Je suis venue m'installer à Marseille un 15 novembre. J'arrivais de Paris où j'avais toujours vécu. Je ne connaissais les bords de la Méditerranée que pour les vacances d'été: les plages, le soleil écrasant.

J'avais quitté le froid et la pluie un soir vers 23 heures à la Gare de Lyon.
Je débarquais à St Charles vers 9 heures par un soleil resplendissant et doux, un petit fond d'air frais. Je me croyais au printemps et dis aux amis marseillais ébahis qui étaient venus m'accueillir que là, à St Charles, sur le quai, je sentais l'odeur des pins.

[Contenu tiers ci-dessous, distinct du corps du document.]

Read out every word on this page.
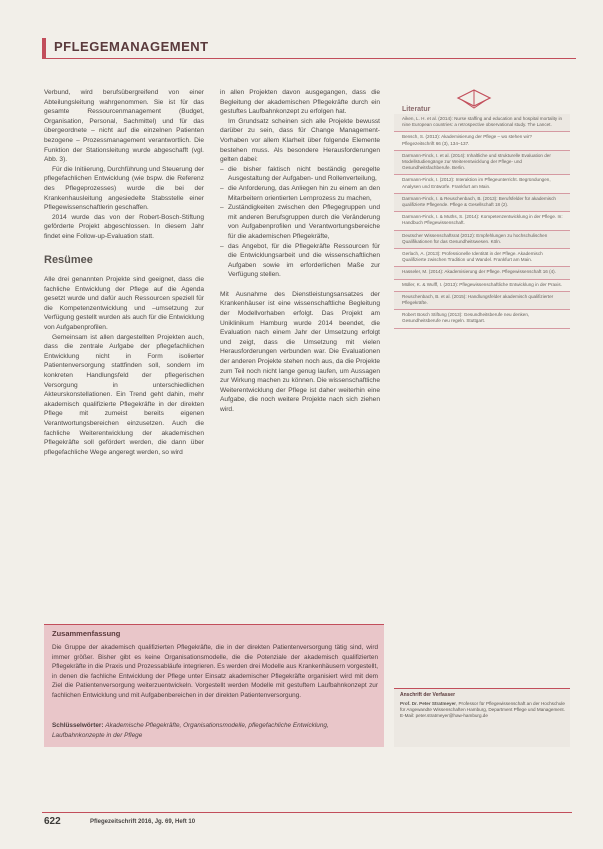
PFLEGEMANAGEMENT

Verbund, wird berufsübergreifend von einer Abteilungsleitung wahrgenommen. Sie ist für das gesamte Ressourcenmanagement (Budget, Organisation, Personal, Sachmittel) und für das übergeordnete – nicht auf die einzelnen Patienten bezogene – Prozessmanagement verantwortlich. Die Funktion der Stationsleitung wurde abgeschafft (vgl. Abb. 3).

Für die Initiierung, Durchführung und Steuerung der pflegefachlichen Entwicklung (wie bspw. die Referenz des Pflegeprozesses) wurde die bei der Krankenhausleitung angesiedelte Stabsstelle einer Pflegewissenschaftlerin geschaffen.

2014 wurde das von der Robert-Bosch-Stiftung geförderte Projekt abgeschlossen. In diesem Jahr findet eine Follow-up-Evaluation statt.

Resümee

Alle drei genannten Projekte sind geeignet, dass die fachliche Entwicklung der Pflege auf die Agenda gesetzt wurde und dafür auch Ressourcen speziell für die Kompetenzentwicklung und –umsetzung zur Verfügung gestellt wurden als auch für die Entwicklung von Aufgabenprofilen.

Gemeinsam ist allen dargestellten Projekten auch, dass die zentrale Aufgabe der pflegefachlichen Entwicklung nicht in Form isolierter Patientenversorgung stattfinden soll, sondern im konkreten Handlungsfeld der pflegerischen Versorgung in unterschiedlichen Akteurskonstellationen. Ein Trend geht dahin, mehr akademisch qualifizierte Pflegekräfte in der direkten Pflege mit zumeist bereits eigenen Verantwortungsbereichen einzusetzen. Auch die fachliche Weiterentwicklung der akademischen Pflegekräfte soll gefördert werden, die dann über pflegefachliche Wege angeregt werden, so wird

in allen Projekten davon ausgegangen, dass die Begleitung der akademischen Pflegekräfte durch ein gestuftes Laufbahnkonzept zu erfolgen hat.

Im Grundsatz scheinen sich alle Projekte bewusst darüber zu sein, dass für Change Management-Vorhaben vor allem Klarheit über folgende Elemente bestehen muss. Als besondere Herausforderungen gelten dabei:

– die bisher faktisch nicht beständig geregelte Ausgestaltung der Aufgaben- und Rollenverteilung,
– die Anforderung, das Anliegen hin zu einem an den Mitarbeitern orientierten Lernprozess zu machen,
– Zuständigkeiten zwischen den Pflegegruppen und mit anderen Berufsgruppen durch die Veränderung von Aufgabenprofilen und Verantwortungsbereiche für die akademischen Pflegekräfte,
– das Angebot, für die Pflegekräfte Ressourcen für die Entwicklungsarbeit und die wissenschaftlichen Aufgaben sowie im erforderlichen Maße zur Verfügung stellen.

Mit Ausnahme des Dienstleistungsansatzes der Krankenhäuser ist eine wissenschaftliche Begleitung der Modellvorhaben erfolgt. Das Projekt am Uniklinikum Hamburg wurde 2014 beendet, die Evaluation nach einem Jahr der Umsetzung erfolgt und zeigt, dass die Umsetzung mit vielen Herausforderungen verbunden war. Die Evaluationen der anderen Projekte stehen noch aus, da die Projekte zum Teil noch nicht lange genug laufen, um Aussagen zur Wirkung machen zu können. Die wissenschaftliche Weiterentwicklung der Pflege ist daher weiterhin eine Aufgabe, die noch weitere Projekte nach sich ziehen wird.

Literatur
Aiken, L. H. et al. (2014): Nurse staffing and education and hospital mortality in nine European countries: a retrospective observational study. The Lancet.
Bensch, S. (2013): Akademisierung der Pflege – wo stehen wir? Pflegezeitschrift 66 (3), 134–137.
Darmann-Finck, I. et al. (2014): Inhaltliche und strukturelle Evaluation der Modellstudiengänge zur Weiterentwicklung der Pflege- und Gesundheitsfachberufe. Berlin.
Darmann-Finck, I. (2012): Interaktion im Pflegeunterricht. Begründungen, Analysen und Entwürfe. Frankfurt am Main.
Darmann-Finck, I. & Reuschenbach, B. (2013): Berufsfelder für akademisch qualifizierte Pflegende. Pflege & Gesellschaft 18 (2).
Darmann-Finck, I. & Muths, S. (2014): Kompetenzentwicklung in der Pflege. In: Handbuch Pflegewissenschaft.
Deutscher Wissenschaftsrat (2012): Empfehlungen zu hochschulischen Qualifikationen für das Gesundheitswesen. Köln.
Gerlach, A. (2013): Professionelle Identität in der Pflege. Akademisch Qualifizierte zwischen Tradition und Wandel. Frankfurt am Main.
Hasseler, M. (2014): Akademisierung der Pflege. Pflegewissenschaft 16 (4).
Müller, K. & Wulff, I. (2013): Pflegewissenschaftliche Entwicklung in der Praxis.
Reuschenbach, B. et al. (2015): Handlungsfelder akademisch qualifizierter Pflegekräfte.
Robert Bosch Stiftung (2013): Gesundheitsberufe neu denken, Gesundheitsberufe neu regeln. Stuttgart.
Zusammenfassung
Die Gruppe der akademisch qualifizierten Pflegekräfte, die in der direkten Patientenversorgung tätig sind, wird immer größer. Bisher gibt es keine Organisationsmodelle, die die Potenziale der akademisch qualifizierten Pflegekräfte in die Praxis und Prozessabläufe integrieren. Es werden drei Modelle aus Krankenhäusern vorgestellt, in denen die fachliche Entwicklung der Pflege unter Einsatz akademischer Pflegekräfte organisiert wird mit dem Ziel die Patientenversorgung weiterzuentwickeln. Vorgestellt werden Modelle mit gestuftem Laufbahnkonzept zur fachlichen Entwicklung und mit Aufgabenbereichen in der direkten Patientenversorgung.
Schlüsselwörter: Akademische Pflegekräfte, Organisationsmodelle, pflegefachliche Entwicklung, Laufbahnkonzepte in der Pflege
Anschrift der Verfasser
Prof. Dr. Peter Stratmeyer, Professor für Pflegewissenschaft an der Hochschule für Angewandte Wissenschaften Hamburg, Department Pflege und Management. E-Mail: peter.stratmeyer@haw-hamburg.de
622	Pflegezeitschrift 2016, Jg. 69, Heft 10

Cette année-là, la fin de l'automne fut magnifique, nous avons pu déjeuner en terrasse tous les jours jusqu'à fin décembre. Je n'aimais pas l'automne à Paris malgré le plaisir de faire voler les feuilles mortes sous les pieds, de ramasser les marrons et de les lustrer doucement au fond de ma poche en courant, courant toujours dans les couloirs malodorants du métro ou les boulevards trempés par les averses.
Marseille l'automne, l'hiver, je me croyais au paradis.

Pour Noël j'avais invité deux parisiens qui sont arrivés, sur mes conseils, légèrement vêtus, le 24 décembre au matin; à Marseille, il n'y a pas d'hiver, n'est-ce pas?
Mais ce 24 décembre, d'un coup, le Mistral, le vrai, celui auquel je n'avais pas encore goûté, s'est levé, et la température a chuté de 20°, bon, 15, j'exagère, j'étais déjà marseillaise.
En soirée, après ma journée de travail, nous avons parcouru les rues commerçantes du centre-ville pour préparer notre réveillon. Le vent soufflait à 120 km/h, sifflait sous toutes les portes cochères, transperçant nos vêtements minces de touristes éberlués. Une cheminée est tombée pas très loin, là, devant nous. Nous courions, nous volions de boutique en boutique, nous demandant avec angoisse si nous rentrerions sains et saufs chez moi.
Alors, en Provence, l'hiver existe? Il peut être rude, violent, terrifiant?

Cela fait quarante ans.
Mes amis sont restés parisiens, n'ont jamais voulu croire que Marseille pouvait être un coin de paradis. Ils en parlent encore.
Ils viennent me voir, oui, mais au printemps, quand les collines embaument et ne sont pas encore envahies par la foule de l'été.

Moi, je sais que la ville est diverse, variée, accueillante ou hostile, gaie ou violente. Elle se réserve pour ceux qui l'aiment vraiment et guettent ses merveilles aux quatre saisons.